I usually use strace(1) to track these down, but it's nowhere near as ergonomic as this tool. I'm wondering now if I could patch the `open` built-in instead.

4 comments

CPython since 3.8 already has built-in audit events, including open, so you don't need to patch anything or use anything external. Just add an audit hook with sys.addaudithook().

Quick example:

    import inspect
    import pathlib
    import sys


    def callsite():
        try:
            pathlib.Path("/tmp/file").open()
        except:
            pass


    def audit_hook(event, args):
        if event == "open":
            path, mode, flags = args
            print(f"audit: open({path!r}, {mode!r}, 0o{flags:o})")
            # Not using traceback here because traceback will attempt to read the
            # source file, causing an infinite recursion of audit events.
            f = inspect.currentframe()
            while f := f.f_back:
                print(
                    f'File "{f.f_code.co_filename}", line {f.f_lineno}, in {f.f_code.co_name}'
                )


    def main():
        sys.addaudithook(audit_hook)
        callsite()


    if __name__ == "__main__":
        main()
Prints:

    audit: open('/tmp/file', 'r', 0o100000000)
    File "/path/to/python/lib/python3.12/pathlib.py", line 1013, in open
    File "/tmp/audit.py", line 10, in callsite
    File "/tmp/audit.py", line 26, in main
    File "/tmp/audit.py", line 30, in <module>
https://docs.python.org/3/library/audit_events.html
Sounds perfect. I didn't know of this, but I think I'll start here.
Went spelunking through the source. I think you absolutely could!

There's actually not a whole lot I found that's really http-library specific.

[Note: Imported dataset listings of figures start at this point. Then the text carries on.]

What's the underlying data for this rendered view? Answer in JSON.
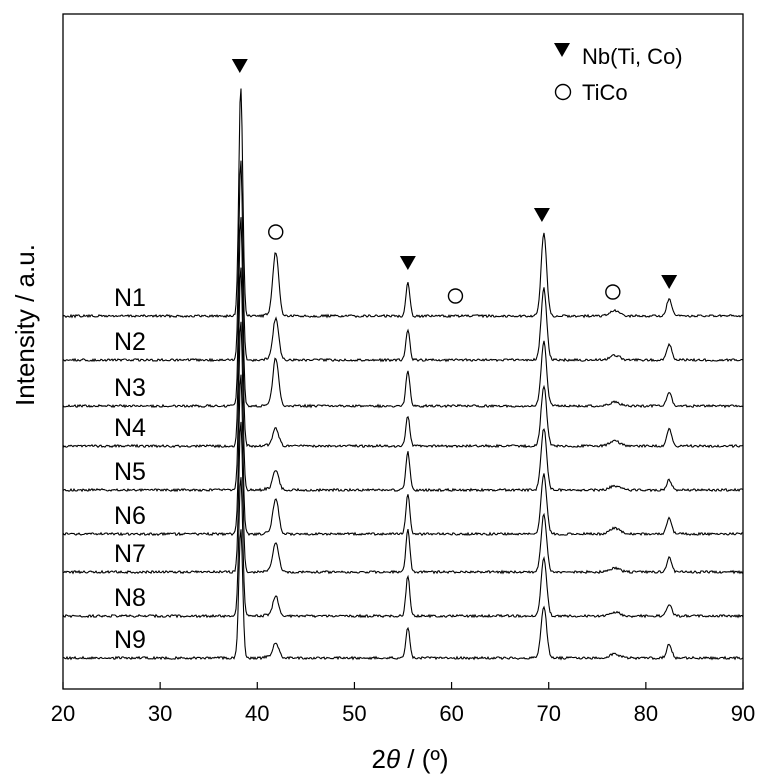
{
  "chart_data": {
    "type": "line",
    "xlabel_prefix": "2",
    "xlabel_symbol": "θ",
    "xlabel_unit": " / (º)",
    "ylabel": "Intensity / a.u.",
    "xlim": [
      20,
      90
    ],
    "x_ticks": [
      "20",
      "30",
      "40",
      "50",
      "60",
      "70",
      "80",
      "90"
    ],
    "grid": false,
    "legend_position": "top-right",
    "legend": [
      {
        "marker": "filled-down-triangle",
        "label": "Nb(Ti, Co)"
      },
      {
        "marker": "open-circle",
        "label": "TiCo"
      }
    ],
    "peak_markers": [
      {
        "x": 38.2,
        "marker": "filled-down-triangle"
      },
      {
        "x": 41.9,
        "marker": "open-circle"
      },
      {
        "x": 55.5,
        "marker": "filled-down-triangle"
      },
      {
        "x": 60.4,
        "marker": "open-circle"
      },
      {
        "x": 69.3,
        "marker": "filled-down-triangle"
      },
      {
        "x": 76.6,
        "marker": "open-circle"
      },
      {
        "x": 82.4,
        "marker": "filled-down-triangle"
      }
    ],
    "peaks_x": [
      38.3,
      41.9,
      55.5,
      69.5,
      76.8,
      82.4
    ],
    "series": [
      {
        "name": "N1",
        "peak_heights": [
          230,
          64,
          34,
          82,
          5,
          17
        ]
      },
      {
        "name": "N2",
        "peak_heights": [
          200,
          42,
          30,
          72,
          5,
          16
        ]
      },
      {
        "name": "N3",
        "peak_heights": [
          190,
          48,
          36,
          64,
          4,
          14
        ]
      },
      {
        "name": "N4",
        "peak_heights": [
          180,
          18,
          30,
          60,
          5,
          17
        ]
      },
      {
        "name": "N5",
        "peak_heights": [
          170,
          20,
          38,
          62,
          4,
          10
        ]
      },
      {
        "name": "N6",
        "peak_heights": [
          160,
          36,
          40,
          60,
          6,
          16
        ]
      },
      {
        "name": "N7",
        "peak_heights": [
          150,
          30,
          42,
          58,
          4,
          14
        ]
      },
      {
        "name": "N8",
        "peak_heights": [
          140,
          20,
          40,
          58,
          4,
          12
        ]
      },
      {
        "name": "N9",
        "peak_heights": [
          130,
          16,
          30,
          52,
          4,
          14
        ]
      }
    ]
  }
}
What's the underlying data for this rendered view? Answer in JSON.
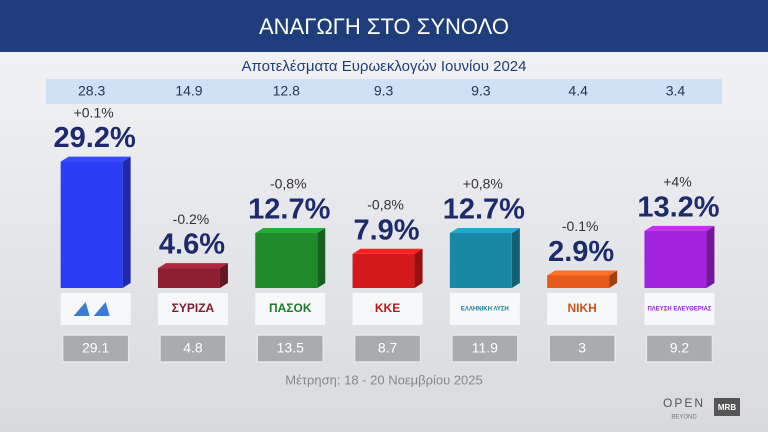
{
  "chart_data": {
    "type": "bar",
    "title": "ΑΝΑΓΩΓΗ ΣΤΟ ΣΥΝΟΛΟ",
    "subtitle": "Αποτελέσματα Ευρωεκλογών Ιουνίου 2024",
    "reference_values": [
      28.3,
      14.9,
      12.8,
      9.3,
      9.3,
      4.4,
      3.4
    ],
    "categories": [
      null,
      "ΣΥΡΙΖΑ",
      "ΠΑΣΟΚ",
      "ΚΚΕ",
      "ΕΛΛΗΝΙΚΗ ΛΥΣΗ",
      "ΝΙΚΗ",
      "ΠΛΕΥΣΗ ΕΛΕΥΘΕΡΙΑΣ"
    ],
    "values": [
      29.2,
      4.6,
      12.7,
      7.9,
      12.7,
      2.9,
      13.2
    ],
    "value_labels": [
      "29.2%",
      "4.6%",
      "12.7%",
      "7.9%",
      "12.7%",
      "2.9%",
      "13.2%"
    ],
    "change_labels": [
      "+0.1%",
      "-0.2%",
      "-0,8%",
      "-0,8%",
      "+0,8%",
      "-0.1%",
      "+4%"
    ],
    "colors": [
      "#2b3cf5",
      "#8e1f33",
      "#1f8a2c",
      "#d31a1a",
      "#1b87a6",
      "#e65a1c",
      "#a322de"
    ],
    "secondary_values": [
      29.1,
      4.8,
      13.5,
      8.7,
      11.9,
      3,
      9.2
    ],
    "note": "Μέτρηση: 18 - 20 Νοεμβρίου 2025",
    "brand": {
      "name": "OPEN",
      "tagline": "BEYOND",
      "partner": "MRB"
    }
  }
}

It uses the traceback module in a decorator that ends up being manually wrapped around all of the functions of the specific libraries the author cared about.

https://github.com/cle-b/httpdbg/blob/main/httpdbg/hooks

Should be easy enough to extend this to other libraries.

Super cool tool thanks for sharing @dmurray!

If on Linux or windows you can use Procmon or Instruments on macos.